Art. 1o Ficam a União, por meio de ato do Poder Executivo, e as entidades da administração pública federal indireta autorizadas a contratar, reciprocamente, ou com fundo privado do qual o Tesouro Nacional seja cotista único:

I – a aquisição, alienação, permuta e cessão de ações, inclusive seus respectivos direitos econômicos, representativas do capital social de empresas nas quais participe minoritariamente ou aquelas excedentes ao necessário para manutenção do controle acionário em sociedades de economia mista federais;

II – a cessão de créditos decorrentes de adiantamentos efetuados para futuro aumento de capital; e

III – a cessão de alocação prioritária de ações em ofertas públicas de sociedades de economia mista federais ou a cessão do direito de preferência para a subscrição de ações em aumento de capital, desde que mantido, nos casos exigidos por lei, o controle do capital votante.

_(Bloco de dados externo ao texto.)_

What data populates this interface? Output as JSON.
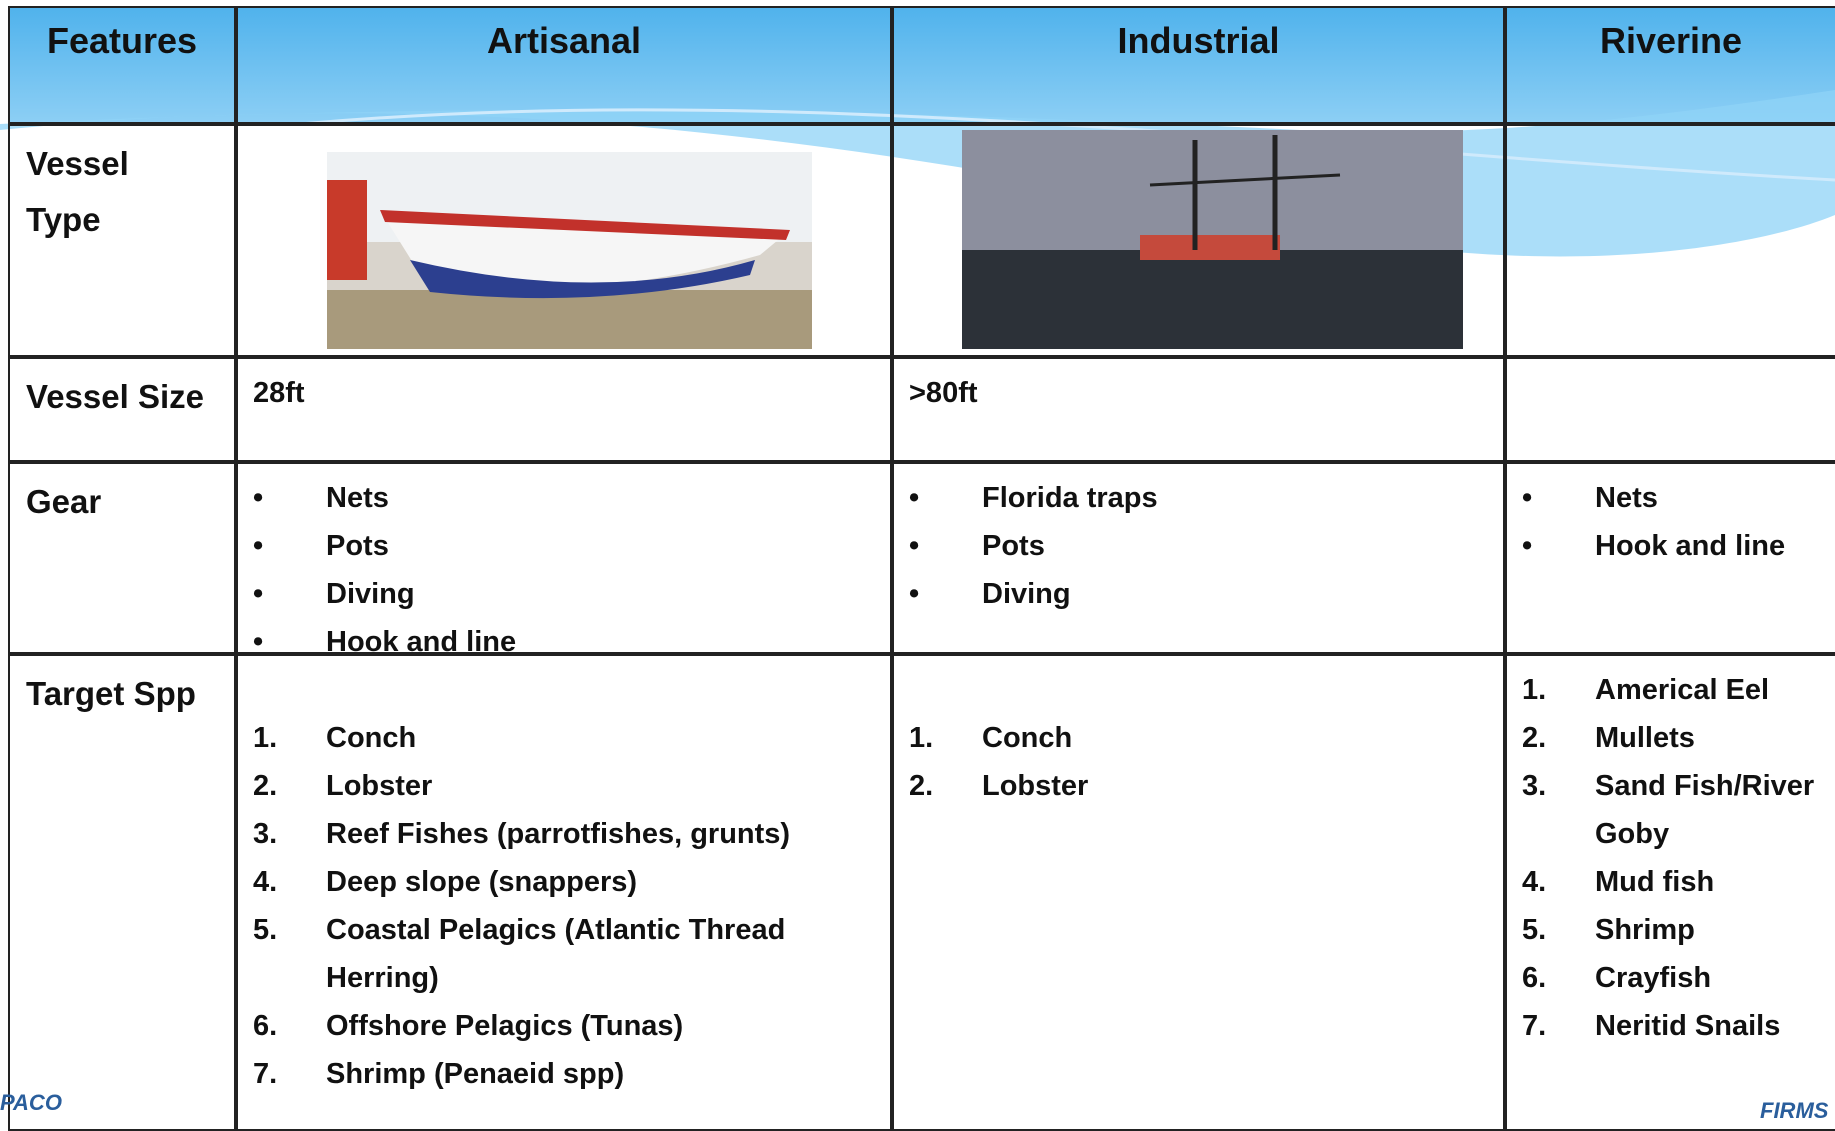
{
  "table": {
    "header": [
      "Features",
      "Artisanal",
      "Industrial",
      "Riverine"
    ],
    "rows": [
      {
        "feature": "Vessel Type"
      },
      {
        "feature": "Vessel Size",
        "artisanal": "28ft",
        "industrial": ">80ft"
      },
      {
        "feature": "Gear",
        "artisanal": [
          "Nets",
          "Pots",
          "Diving",
          "Hook and line"
        ],
        "industrial": [
          "Florida traps",
          "Pots",
          "Diving"
        ],
        "riverine": [
          "Nets",
          "Hook and line"
        ]
      },
      {
        "feature": "Target Spp",
        "artisanal": [
          {
            "num": "1.",
            "text": "Conch"
          },
          {
            "num": "2.",
            "text": "Lobster"
          },
          {
            "num": "3.",
            "text": "Reef Fishes (parrotfishes, grunts)"
          },
          {
            "num": "4.",
            "text": "Deep slope (snappers)"
          },
          {
            "num": "5.",
            "text": "Coastal Pelagics (Atlantic Thread Herring)"
          },
          {
            "num": "6.",
            "text": "Offshore Pelagics (Tunas)"
          },
          {
            "num": "7.",
            "text": "Shrimp (Penaeid spp)"
          }
        ],
        "industrial": [
          {
            "num": "1.",
            "text": "Conch"
          },
          {
            "num": "2.",
            "text": "Lobster"
          }
        ],
        "riverine": [
          {
            "num": "1.",
            "text": "Americal Eel"
          },
          {
            "num": "2.",
            "text": "Mullets"
          },
          {
            "num": "3.",
            "text": "Sand Fish/River Goby"
          },
          {
            "num": "4.",
            "text": "Mud fish"
          },
          {
            "num": "5.",
            "text": "Shrimp"
          },
          {
            "num": "6.",
            "text": "Crayfish"
          },
          {
            "num": "7.",
            "text": "Neritid Snails"
          }
        ]
      }
    ]
  },
  "footer": {
    "left_logo": "PACO",
    "right_logo": "FIRMS"
  }
}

§ 1o Nas operações de que tratam os inciso I e II do caput deverá ser observado o princípio da equivalência econômica.

§ 2o As operações efetuadas ao amparo do inciso III do caput poderão ser celebradas com ou sem ônus para o Tesouro Nacional.

Art. 2o Fica a União, por meio de ato do Poder Executivo, autorizada a se abster de adquirir ações em aumentos de capital de empresas em que possua participação acionária, minoritária ou majoritária, devendo preservar o controle do capital votante nos casos exigidos por lei.

Art. 3o Esta Medida Provisória entra em vigor na data de sua publicação.
Brasília, 30 de agosto de 2010; 189o da Independência e 122o da República.
LUIZ INÁCIO LULA DA SILVA
Guido Mantega

Alguém vai gritar: “mas a União fica com o controle do capital votante nos casos exigidos por lei”, “o controle fica com a União”. Esse é o pulo do gato. Controle de capital e maioria de capital são coisas muito diferentes. Pior, nem sempre quem tem o controle do capital votante fica com a maioria do lucro, aliás, o inverso é algo bastante comum mundo afora, se é que já não é a regra.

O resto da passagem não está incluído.